The operational oversight they leave behind was highly specialized:

  • Ankit Jain (COO): Joined Swiggy in May 2025. He was tasked with running the baseline machine of the quick-commerce division, specifically heading dark store logistics, supply chain network design, and localized inventory planning. Industry sources note Jain is set to move to Nykaa as its new Head of Operations.
  • Hari Kumar (CBO): Joined Swiggy in November 2024. He handled the platform’s commercial strategy, monetization avenues, and brand partnerships. While Swiggy has already identified an incoming executive to take over his responsibilities in the coming weeks, Kumar has not yet finalized his next corporate move.
                    [ Instamart Leadership Matrix Rejig ]
                                      │
                         [ Amitesh Jha (CEO) ]
                                      │
            ┌─────────────────────────┴─────────────────────────┐
            ▼                                                   ▼
[ Ankit Jain (COO) — EXIT ]                        [ Hari Kumar (CBO) — EXIT ]
 ├─ Focus: Dark stores & logistics                  ├─ Focus: Monetization & brands
 └─ Next Destination: Nykaa Operations              └─ Next Destination: Unconfirmed

2. Navigating a Fierce Quick-Commerce War

The executive exodus lands right as India’s quick commerce segment enters its most cutthroat and highly funded competitive stretch to date. Instamart is currently navigating severe pressure from both entrenched leaders and deep-pocketed newcomers:

  • The Volume Ladder: In terms of daily order volume, Instamart currently sits at Number 3 in the market—trailing behind Zomato’s dominant Blinkit and a highly aggressive Zepto (which is rapidly finalizing its own blockbuster public listing).
  • The E-Commerce Invasion: The management shakeup matches a massive infrastructure push from legacy e-commerce titans. Flipkart has aggressively scaled its rapid service, Flipkart Minutes, to 1,000 fulfillment centers, while Amazon is deploying Amazon Now across 300 Indian cities to capture market share.
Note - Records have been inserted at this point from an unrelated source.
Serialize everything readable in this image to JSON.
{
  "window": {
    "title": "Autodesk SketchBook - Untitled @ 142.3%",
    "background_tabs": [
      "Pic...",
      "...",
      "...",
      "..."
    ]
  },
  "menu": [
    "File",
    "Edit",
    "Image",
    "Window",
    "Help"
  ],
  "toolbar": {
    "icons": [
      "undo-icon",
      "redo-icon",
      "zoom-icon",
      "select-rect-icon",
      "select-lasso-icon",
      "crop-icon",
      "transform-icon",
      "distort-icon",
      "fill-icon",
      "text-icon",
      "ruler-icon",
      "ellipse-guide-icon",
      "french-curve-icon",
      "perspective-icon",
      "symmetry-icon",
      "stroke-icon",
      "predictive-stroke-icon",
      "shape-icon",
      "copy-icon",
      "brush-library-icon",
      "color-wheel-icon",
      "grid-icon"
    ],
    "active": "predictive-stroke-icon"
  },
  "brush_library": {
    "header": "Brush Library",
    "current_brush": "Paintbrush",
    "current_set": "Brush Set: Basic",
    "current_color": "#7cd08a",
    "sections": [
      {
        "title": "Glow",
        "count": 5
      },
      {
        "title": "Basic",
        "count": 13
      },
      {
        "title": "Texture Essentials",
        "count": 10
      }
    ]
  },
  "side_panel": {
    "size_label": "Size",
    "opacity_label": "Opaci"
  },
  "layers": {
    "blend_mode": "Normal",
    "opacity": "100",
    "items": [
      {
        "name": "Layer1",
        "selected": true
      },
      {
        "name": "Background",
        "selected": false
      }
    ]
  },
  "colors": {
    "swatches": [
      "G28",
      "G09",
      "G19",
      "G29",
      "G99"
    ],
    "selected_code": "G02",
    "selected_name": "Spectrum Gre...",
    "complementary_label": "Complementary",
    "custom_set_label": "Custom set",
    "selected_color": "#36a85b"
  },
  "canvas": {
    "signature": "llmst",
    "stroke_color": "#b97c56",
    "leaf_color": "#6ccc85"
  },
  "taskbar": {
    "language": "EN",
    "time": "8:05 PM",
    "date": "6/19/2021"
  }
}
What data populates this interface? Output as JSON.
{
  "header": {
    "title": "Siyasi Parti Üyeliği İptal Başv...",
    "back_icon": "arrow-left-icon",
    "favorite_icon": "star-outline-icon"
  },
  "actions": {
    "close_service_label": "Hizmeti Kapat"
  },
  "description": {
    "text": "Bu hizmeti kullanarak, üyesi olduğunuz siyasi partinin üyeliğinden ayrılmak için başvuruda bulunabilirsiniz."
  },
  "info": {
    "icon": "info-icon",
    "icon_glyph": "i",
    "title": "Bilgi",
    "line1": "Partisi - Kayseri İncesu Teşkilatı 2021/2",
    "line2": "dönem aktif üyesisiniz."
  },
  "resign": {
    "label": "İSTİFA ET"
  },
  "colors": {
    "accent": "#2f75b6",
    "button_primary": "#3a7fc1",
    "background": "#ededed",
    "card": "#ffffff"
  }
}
3. Part of a Broader Institutional Evolution

This operational churn follows a macro governance transition within Swiggy as it shifts away from its historical, founder-led identity toward a strictly institutional corporate framework post-IPO.
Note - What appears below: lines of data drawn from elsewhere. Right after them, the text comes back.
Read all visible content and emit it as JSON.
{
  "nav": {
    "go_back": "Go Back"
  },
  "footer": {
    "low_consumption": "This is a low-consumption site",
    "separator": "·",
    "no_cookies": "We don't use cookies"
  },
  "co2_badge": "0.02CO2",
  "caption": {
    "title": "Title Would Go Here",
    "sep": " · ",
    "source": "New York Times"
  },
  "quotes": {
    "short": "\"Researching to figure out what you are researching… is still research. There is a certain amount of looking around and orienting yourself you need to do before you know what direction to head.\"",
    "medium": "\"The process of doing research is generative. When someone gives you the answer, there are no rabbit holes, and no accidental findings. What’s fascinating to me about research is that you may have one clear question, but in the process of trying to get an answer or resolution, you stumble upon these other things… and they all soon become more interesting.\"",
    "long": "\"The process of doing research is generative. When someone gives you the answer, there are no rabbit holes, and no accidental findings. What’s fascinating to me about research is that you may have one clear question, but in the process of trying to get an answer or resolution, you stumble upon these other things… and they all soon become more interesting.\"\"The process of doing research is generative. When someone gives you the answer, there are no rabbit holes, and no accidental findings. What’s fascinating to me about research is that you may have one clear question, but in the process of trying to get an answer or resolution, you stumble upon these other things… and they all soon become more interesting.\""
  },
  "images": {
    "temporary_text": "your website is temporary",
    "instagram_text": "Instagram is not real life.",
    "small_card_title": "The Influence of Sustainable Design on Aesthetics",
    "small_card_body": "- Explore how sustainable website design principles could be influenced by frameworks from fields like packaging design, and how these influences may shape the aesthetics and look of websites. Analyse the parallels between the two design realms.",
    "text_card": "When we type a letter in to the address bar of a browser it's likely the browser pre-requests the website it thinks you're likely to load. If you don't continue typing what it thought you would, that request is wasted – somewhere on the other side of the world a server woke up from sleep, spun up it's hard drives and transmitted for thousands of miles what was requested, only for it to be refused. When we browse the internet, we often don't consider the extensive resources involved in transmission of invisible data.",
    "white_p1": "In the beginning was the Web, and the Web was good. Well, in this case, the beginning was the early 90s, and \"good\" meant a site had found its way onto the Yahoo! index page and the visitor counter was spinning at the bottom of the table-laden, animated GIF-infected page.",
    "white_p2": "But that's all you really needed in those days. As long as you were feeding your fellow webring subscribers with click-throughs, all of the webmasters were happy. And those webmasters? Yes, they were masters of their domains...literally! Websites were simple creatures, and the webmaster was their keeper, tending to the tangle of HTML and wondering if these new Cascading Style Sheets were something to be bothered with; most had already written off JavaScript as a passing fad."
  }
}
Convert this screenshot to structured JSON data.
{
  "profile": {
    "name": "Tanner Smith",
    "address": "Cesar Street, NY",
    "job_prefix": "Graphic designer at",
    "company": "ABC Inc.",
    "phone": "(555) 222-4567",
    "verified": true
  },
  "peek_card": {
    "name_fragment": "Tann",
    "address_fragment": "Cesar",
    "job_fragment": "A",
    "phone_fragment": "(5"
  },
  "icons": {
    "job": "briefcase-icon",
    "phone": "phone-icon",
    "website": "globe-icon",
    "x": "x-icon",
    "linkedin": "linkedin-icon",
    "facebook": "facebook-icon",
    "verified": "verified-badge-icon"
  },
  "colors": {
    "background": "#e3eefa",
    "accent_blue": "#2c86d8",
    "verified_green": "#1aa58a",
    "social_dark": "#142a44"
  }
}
Just a few months ago in April, co-founder and Head of Innovation Nandan Reddy stepped down from the firm to pursue independent ventures. In response, Swiggy elevated Chief Growth Officer Phani Kishan Addepalli and Group CFO Rahul Bothra to its board of directors to stabilize its strategic direction.

With public market brokerages keeping a hawkish eye on Swiggy’s near-term margins and the cash-burn required to build out automated dark stores, the immediate challenge for CEO Amitesh Jha will be seamlessly onboarding the incoming leadership replacements without losing operational speed in a segment where delivery times dictate survival.